I know I’m not alone in saying that I was a little sceptical about Record Store Day (RSD) when it first emerged. My friend and former colleague Jon Hillcock was excited about it and while I did mention it on the show I didn’t go to a shop that first year.
As someone who goes record shopping every week it seemed a little silly to single out one day as extra special. I had other quibbles - it’s ‘shop’ not ‘store’ and too much of what was on offer seemed like a ‘cash in’ or exploitation of an already dedicated dying breed. But the lure of those exciting exclusives proved too hard to resist and I happily joined the queues the following year.
Banquet Records in Kingston was my chosen destination and it was there that I really saw the light about how valuable Record Store Day could be. Speaking to co-owner of the shop Jon Tolley on the day, he explained that this was their old fashioned Christmas sales spike in one go, that RSD helped the shop survive for the rest of the year. Beyond the sense of fun and camaraderie that I felt around me, the survival of record shops really resonated with me. The demise and disappearance of the record shop from the high street has been a saddening and chastening development. Particularly as someone who knows, through working in radio, that there is no end of amazing new music being created. I, along with many others, had taken record shops for granted for too many years. By supporting them on Record Store Day I felt I could help the fight back.
I mention all this as I know some people still feel cynical about Record Store Day. I saw responses and comments in the press and on Twitter, following the announcement of the Bowie RSD releases a few weeks back, and also conversations I’ve had with other DJs who, like me, still go record shopping regularly. Anything that generates income, interest and involvement in our record shops has to be a good thing. They are centres of learning, entertainment and community or at least they can be, and Record Store Day highlights this. And let’s not forget you can pick up some amazing music. I still cherish and play the Zomby rave album from a couple of years back, as well as the fantastic Mystery Jets live album released last year. It’s important to buck the trend in de-valuing music that has developed since the world went digital.

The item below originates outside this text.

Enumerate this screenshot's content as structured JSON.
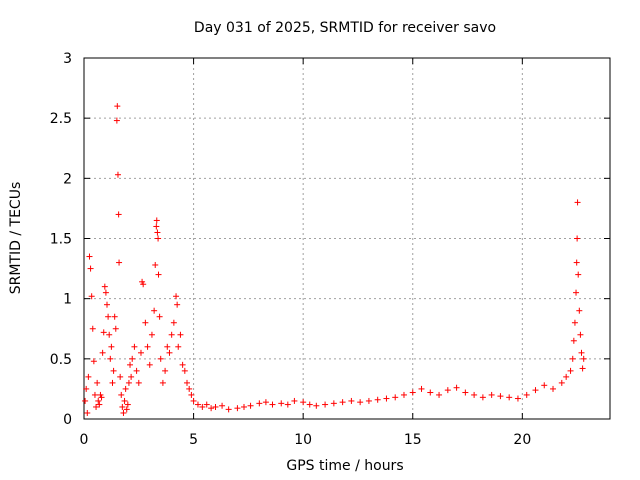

This is why I’m delighted to be involved in Record Store Day this year not just as a punter, but as someone who has helped put together an actual release. I am lucky enough to have been able to compile an album of session highlights from my XFM radio show, X-Posure. The ‘XFM X-Posure Sessions On Vinyl’ album is a selection of 12 of my favourite session tracks from the last couple of years. It’s an all British cast of new and new-ish bands and artists such as Savages, Toy, Anna Calvi and Daughter, to name a few. I had to come up with some criteria to narrow the selection process just a little bit. X-Posure has hosted sessions from Adele to Wire over the years, so keeping it recent and upcoming seemed the sensible thing to do. I like to think that it flows well, a bit like my radio show (!), and that there are a few surprises on there like Glitches, Landshapes and Wrongtom & Deemas J that people might be hearing for the first time.
But really the most important aspect of the release is that it is being put out to support the charity War Child. The album is yours for a donation to War Child. A minimum of £10 seems like a bargain to me (although £20 would be even more helpful). For me, this album is a bit special. A vital document of the diversity and excellence of new British talent that has walked into the XFM session studio, all recorded by our extraordinarily adaptable engineer and producer Chris Denman. This is a piece of vinyl treasure. It won’t be digitally available. Up until now you’ve only been able to hear these versions on the airwaves. Now they have been turned into a physical object, a tactile thing of beauty that rewards all the senses. An ideal Record Store Day release and worthy of being the one reason to join the queues on the 19th April!